Magical Granma Attribute four is her garden. I love her garden. There I find a purple eggplant the size of a football. Granma says I shouldn’t pet it but its smooth purple skin is too beautiful not to touch. The air in the garden is filled with the scent of roses, huge beautiful carnivorous roses, their thorns gleaming sharp and deadly in the bright Utah sun. They are carnivorous because they scratch me when I get too close and they eat our fish, at least all the bits we don’t eat. I walk behind Granma with my little trowel and help her dig small graves below each bush. This is why her roses are the largest and most beautiful. It’s because of the fish.

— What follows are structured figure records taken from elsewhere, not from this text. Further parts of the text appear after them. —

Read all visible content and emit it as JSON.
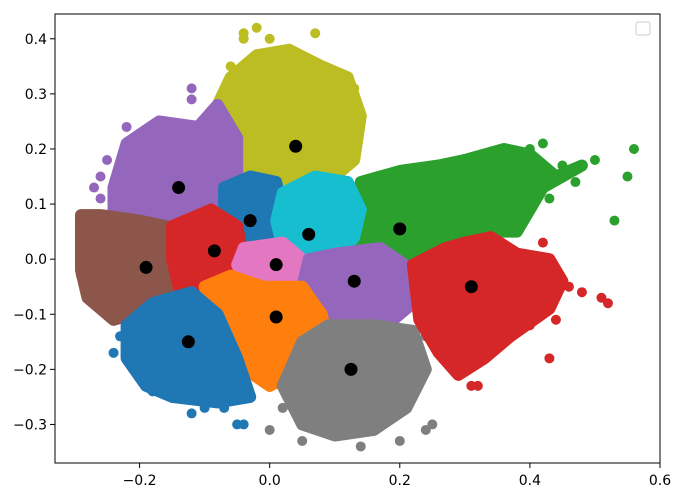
{
  "chart_data": {
    "type": "scatter",
    "title": "",
    "xlabel": "",
    "ylabel": "",
    "xlim": [
      -0.33,
      0.6
    ],
    "ylim": [
      -0.37,
      0.445
    ],
    "xticks": [
      -0.2,
      0.0,
      0.2,
      0.4,
      0.6
    ],
    "yticks": [
      -0.3,
      -0.2,
      -0.1,
      0.0,
      0.1,
      0.2,
      0.3,
      0.4
    ],
    "xtick_labels": [
      "−0.2",
      "0.0",
      "0.2",
      "0.4",
      "0.6"
    ],
    "ytick_labels": [
      "−0.3",
      "−0.2",
      "−0.1",
      "0.0",
      "0.1",
      "0.2",
      "0.3",
      "0.4"
    ],
    "grid": false,
    "legend": {
      "placement": "top-right",
      "entries": []
    },
    "centroid_color": "#000000",
    "clusters": [
      {
        "color": "#bcbd22",
        "centroid": [
          0.04,
          0.205
        ],
        "region": [
          [
            -0.08,
            0.28
          ],
          [
            -0.06,
            0.33
          ],
          [
            -0.02,
            0.37
          ],
          [
            0.03,
            0.38
          ],
          [
            0.08,
            0.35
          ],
          [
            0.12,
            0.33
          ],
          [
            0.14,
            0.26
          ],
          [
            0.13,
            0.18
          ],
          [
            0.09,
            0.14
          ],
          [
            0.03,
            0.13
          ],
          [
            -0.03,
            0.15
          ],
          [
            -0.08,
            0.21
          ]
        ],
        "outliers": [
          [
            -0.04,
            0.41
          ],
          [
            -0.04,
            0.4
          ],
          [
            -0.02,
            0.42
          ],
          [
            0.0,
            0.4
          ],
          [
            0.07,
            0.41
          ],
          [
            0.08,
            0.34
          ],
          [
            0.12,
            0.32
          ],
          [
            0.13,
            0.31
          ],
          [
            -0.06,
            0.35
          ],
          [
            -0.09,
            0.27
          ],
          [
            0.11,
            0.29
          ],
          [
            0.05,
            0.36
          ]
        ]
      },
      {
        "color": "#9467bd",
        "centroid": [
          -0.14,
          0.13
        ],
        "region": [
          [
            -0.24,
            0.13
          ],
          [
            -0.22,
            0.21
          ],
          [
            -0.17,
            0.25
          ],
          [
            -0.11,
            0.24
          ],
          [
            -0.08,
            0.28
          ],
          [
            -0.05,
            0.22
          ],
          [
            -0.05,
            0.16
          ],
          [
            -0.07,
            0.1
          ],
          [
            -0.13,
            0.08
          ],
          [
            -0.19,
            0.07
          ],
          [
            -0.24,
            0.08
          ]
        ],
        "outliers": [
          [
            -0.26,
            0.11
          ],
          [
            -0.27,
            0.13
          ],
          [
            -0.25,
            0.18
          ],
          [
            -0.12,
            0.31
          ],
          [
            -0.12,
            0.29
          ],
          [
            -0.2,
            0.2
          ],
          [
            -0.22,
            0.24
          ],
          [
            -0.26,
            0.15
          ]
        ]
      },
      {
        "color": "#2ca02c",
        "centroid": [
          0.2,
          0.055
        ],
        "region": [
          [
            0.14,
            0.14
          ],
          [
            0.2,
            0.16
          ],
          [
            0.26,
            0.17
          ],
          [
            0.3,
            0.18
          ],
          [
            0.36,
            0.2
          ],
          [
            0.4,
            0.19
          ],
          [
            0.44,
            0.15
          ],
          [
            0.48,
            0.17
          ],
          [
            0.42,
            0.13
          ],
          [
            0.38,
            0.05
          ],
          [
            0.33,
            0.05
          ],
          [
            0.28,
            0.03
          ],
          [
            0.24,
            -0.02
          ],
          [
            0.18,
            -0.03
          ],
          [
            0.14,
            0.0
          ],
          [
            0.13,
            0.06
          ]
        ],
        "outliers": [
          [
            0.56,
            0.2
          ],
          [
            0.55,
            0.15
          ],
          [
            0.53,
            0.07
          ],
          [
            0.42,
            0.21
          ],
          [
            0.4,
            0.2
          ],
          [
            0.45,
            0.17
          ],
          [
            0.5,
            0.18
          ],
          [
            0.47,
            0.14
          ],
          [
            0.43,
            0.11
          ]
        ]
      },
      {
        "color": "#1f77b4",
        "centroid": [
          -0.03,
          0.07
        ],
        "region": [
          [
            -0.07,
            0.13
          ],
          [
            -0.03,
            0.15
          ],
          [
            0.01,
            0.14
          ],
          [
            0.02,
            0.08
          ],
          [
            0.01,
            0.03
          ],
          [
            -0.04,
            0.02
          ],
          [
            -0.07,
            0.05
          ]
        ],
        "outliers": []
      },
      {
        "color": "#17becf",
        "centroid": [
          0.06,
          0.045
        ],
        "region": [
          [
            0.02,
            0.12
          ],
          [
            0.07,
            0.15
          ],
          [
            0.12,
            0.14
          ],
          [
            0.14,
            0.09
          ],
          [
            0.13,
            0.04
          ],
          [
            0.1,
            0.0
          ],
          [
            0.05,
            -0.01
          ],
          [
            0.02,
            0.02
          ],
          [
            0.01,
            0.07
          ]
        ],
        "outliers": []
      },
      {
        "color": "#8c564b",
        "centroid": [
          -0.19,
          -0.015
        ],
        "region": [
          [
            -0.29,
            0.08
          ],
          [
            -0.26,
            0.08
          ],
          [
            -0.2,
            0.07
          ],
          [
            -0.16,
            0.06
          ],
          [
            -0.15,
            0.0
          ],
          [
            -0.15,
            -0.06
          ],
          [
            -0.18,
            -0.09
          ],
          [
            -0.24,
            -0.11
          ],
          [
            -0.28,
            -0.07
          ],
          [
            -0.29,
            -0.02
          ]
        ],
        "outliers": [
          [
            -0.29,
            -0.03
          ],
          [
            -0.29,
            0.06
          ]
        ]
      },
      {
        "color": "#d62728",
        "centroid": [
          -0.085,
          0.015
        ],
        "region": [
          [
            -0.15,
            0.06
          ],
          [
            -0.09,
            0.09
          ],
          [
            -0.05,
            0.06
          ],
          [
            -0.04,
            0.0
          ],
          [
            -0.06,
            -0.04
          ],
          [
            -0.1,
            -0.06
          ],
          [
            -0.14,
            -0.05
          ],
          [
            -0.15,
            0.0
          ]
        ],
        "outliers": []
      },
      {
        "color": "#e377c2",
        "centroid": [
          0.01,
          -0.01
        ],
        "region": [
          [
            -0.04,
            0.02
          ],
          [
            0.02,
            0.03
          ],
          [
            0.05,
            0.0
          ],
          [
            0.05,
            -0.05
          ],
          [
            0.0,
            -0.05
          ],
          [
            -0.04,
            -0.04
          ],
          [
            -0.05,
            -0.01
          ]
        ],
        "outliers": []
      },
      {
        "color": "#9467bd",
        "centroid": [
          0.13,
          -0.04
        ],
        "region": [
          [
            0.06,
            0.0
          ],
          [
            0.1,
            0.01
          ],
          [
            0.17,
            0.02
          ],
          [
            0.22,
            -0.02
          ],
          [
            0.22,
            -0.08
          ],
          [
            0.18,
            -0.12
          ],
          [
            0.12,
            -0.12
          ],
          [
            0.07,
            -0.1
          ],
          [
            0.05,
            -0.05
          ]
        ],
        "outliers": []
      },
      {
        "color": "#ff7f0e",
        "centroid": [
          0.01,
          -0.105
        ],
        "region": [
          [
            -0.1,
            -0.05
          ],
          [
            -0.06,
            -0.03
          ],
          [
            -0.01,
            -0.05
          ],
          [
            0.05,
            -0.05
          ],
          [
            0.08,
            -0.1
          ],
          [
            0.09,
            -0.15
          ],
          [
            0.05,
            -0.2
          ],
          [
            0.0,
            -0.23
          ],
          [
            -0.05,
            -0.19
          ],
          [
            -0.08,
            -0.12
          ]
        ],
        "outliers": []
      },
      {
        "color": "#1f77b4",
        "centroid": [
          -0.125,
          -0.15
        ],
        "region": [
          [
            -0.22,
            -0.12
          ],
          [
            -0.18,
            -0.08
          ],
          [
            -0.12,
            -0.06
          ],
          [
            -0.08,
            -0.1
          ],
          [
            -0.05,
            -0.18
          ],
          [
            -0.03,
            -0.25
          ],
          [
            -0.08,
            -0.26
          ],
          [
            -0.15,
            -0.25
          ],
          [
            -0.19,
            -0.23
          ],
          [
            -0.22,
            -0.18
          ]
        ],
        "outliers": [
          [
            -0.24,
            -0.17
          ],
          [
            -0.23,
            -0.14
          ],
          [
            -0.12,
            -0.28
          ],
          [
            -0.1,
            -0.27
          ],
          [
            -0.07,
            -0.27
          ],
          [
            -0.05,
            -0.3
          ],
          [
            -0.04,
            -0.3
          ],
          [
            -0.18,
            -0.24
          ]
        ]
      },
      {
        "color": "#7f7f7f",
        "centroid": [
          0.125,
          -0.2
        ],
        "region": [
          [
            0.05,
            -0.15
          ],
          [
            0.09,
            -0.12
          ],
          [
            0.16,
            -0.12
          ],
          [
            0.22,
            -0.13
          ],
          [
            0.24,
            -0.2
          ],
          [
            0.21,
            -0.27
          ],
          [
            0.16,
            -0.31
          ],
          [
            0.1,
            -0.32
          ],
          [
            0.05,
            -0.3
          ],
          [
            0.02,
            -0.23
          ]
        ],
        "outliers": [
          [
            0.0,
            -0.31
          ],
          [
            0.05,
            -0.33
          ],
          [
            0.14,
            -0.34
          ],
          [
            0.2,
            -0.33
          ],
          [
            0.24,
            -0.31
          ],
          [
            0.25,
            -0.3
          ],
          [
            0.02,
            -0.27
          ],
          [
            0.26,
            -0.17
          ],
          [
            0.24,
            -0.14
          ]
        ]
      },
      {
        "color": "#d62728",
        "centroid": [
          0.31,
          -0.05
        ],
        "region": [
          [
            0.22,
            -0.01
          ],
          [
            0.27,
            0.02
          ],
          [
            0.3,
            0.03
          ],
          [
            0.34,
            0.04
          ],
          [
            0.38,
            0.01
          ],
          [
            0.43,
            0.0
          ],
          [
            0.45,
            -0.04
          ],
          [
            0.43,
            -0.09
          ],
          [
            0.37,
            -0.14
          ],
          [
            0.33,
            -0.18
          ],
          [
            0.29,
            -0.21
          ],
          [
            0.26,
            -0.17
          ],
          [
            0.23,
            -0.11
          ]
        ],
        "outliers": [
          [
            0.52,
            -0.08
          ],
          [
            0.51,
            -0.07
          ],
          [
            0.48,
            -0.06
          ],
          [
            0.46,
            -0.05
          ],
          [
            0.44,
            -0.11
          ],
          [
            0.43,
            -0.18
          ],
          [
            0.4,
            -0.12
          ],
          [
            0.32,
            -0.23
          ],
          [
            0.31,
            -0.23
          ],
          [
            0.42,
            0.03
          ]
        ]
      }
    ]
  }
}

Magical Granma Attribute five is time. Time moves slowly around her, it smells of ham and roses, fat lap dogs and long stories. I sit beside her on the steps of her front porch and listen to the birds in her cherry tree. Here there is time to remember, to watch, to notice the butterflies, count the tomatoes and just be together. There is no rush or hurry because there is no one else in this world who can stop time like Granma. A day lasts a week in her garden, so filled with food and story that I don’t grow tired and I never want to go home. Through brightly colored memories, we walk her father’s farm in England and drive her pony and trap down through the fields to bring lunch to the men. Closing my eyes I feel the English sunlight. I see the endless green down lands stretched before us, their curving flanks dotted with sheep. Somewhere over the next rise men plow with draft horses, harvest timber and gather watercress. Just over the next hill our people work the earth and they are hungry for their lunch.